3 Issue 3 : Sustainable Urbanism - New Directions

Blue Planet Design: Blueprints for Sustainable Urbanism

Blueprints for Sustainable Urbanism, a display by Graduate and Undergraduate students in the Department of Architecture and Urban Planning, Qatar University, focused on the relationship between oceans and urbanization and water-focused urban design adhering to Blue Design principles.

The aim of the Sustainable Urbanism – New Directions Workshop was to discuss the role of the social sciences in sustainable urbanism, and to attempt to identify future paths for research to a more socially just, ecologically healthy and economically balanced planet. Education and awareness make important contributions to these objectives, and it was important to engage students in both the workshop and discussions.

What are Blue Design principles? They go beyond those of Green Design and look to systems and designs that are not only carbon neutral but that give back to the planet. This is an approach also rooted in the concept of Blue Urbanism developed by Dr. Timothy Beatley, which takes as a starting point the fact that our human fate here on the blue planet is intimately tied to ocean health and that two-thirds of our global population lies within 400 kilometers of a shoreline. Blue urbanism is the balance between urbanisation on land and its effects on the oceans.

“The World is blue. Everyone, everywhere is inextricably connected to and utterly dependent upon the existence of the sea”.

– oceanographer and National Geographic Explorer Sylvia Earle, in her book The World is Blue, 2010

Our totem animal is the hawksbill turtle, a critically endangered species that nests in Qatar which is recognised as playing the role of indicator species for the relative health of its surroundings, both marine and terrestrial.
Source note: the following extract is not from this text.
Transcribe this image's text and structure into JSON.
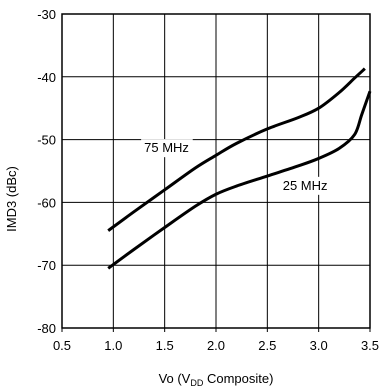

Marine turtles are some of the oldest surviving reptiles on the planet are irreplaceable ecological resources. Turtle habitats support important populations of commercial fish and invertebrates, seagrass beds, open oceans and coral reefs, among others.

For these reasons, turtles often act as flagship species for conservation programmes, mainly because their conservation demands the protection of vast and diverse marine areas in order to provide for all biological processes of the turtle’s lifecycle. Biodiversity conservation cannot be successful unless local communities receive their fair share of benefits from and assume a greater role in managing local biological resources. 

It is believed that whether sea turtles ultimately vanish from the planet or whether they remain a wild and thriving part of the natural world will reflect the ability of humans to sustainably coexist with the diversity of life on Earth.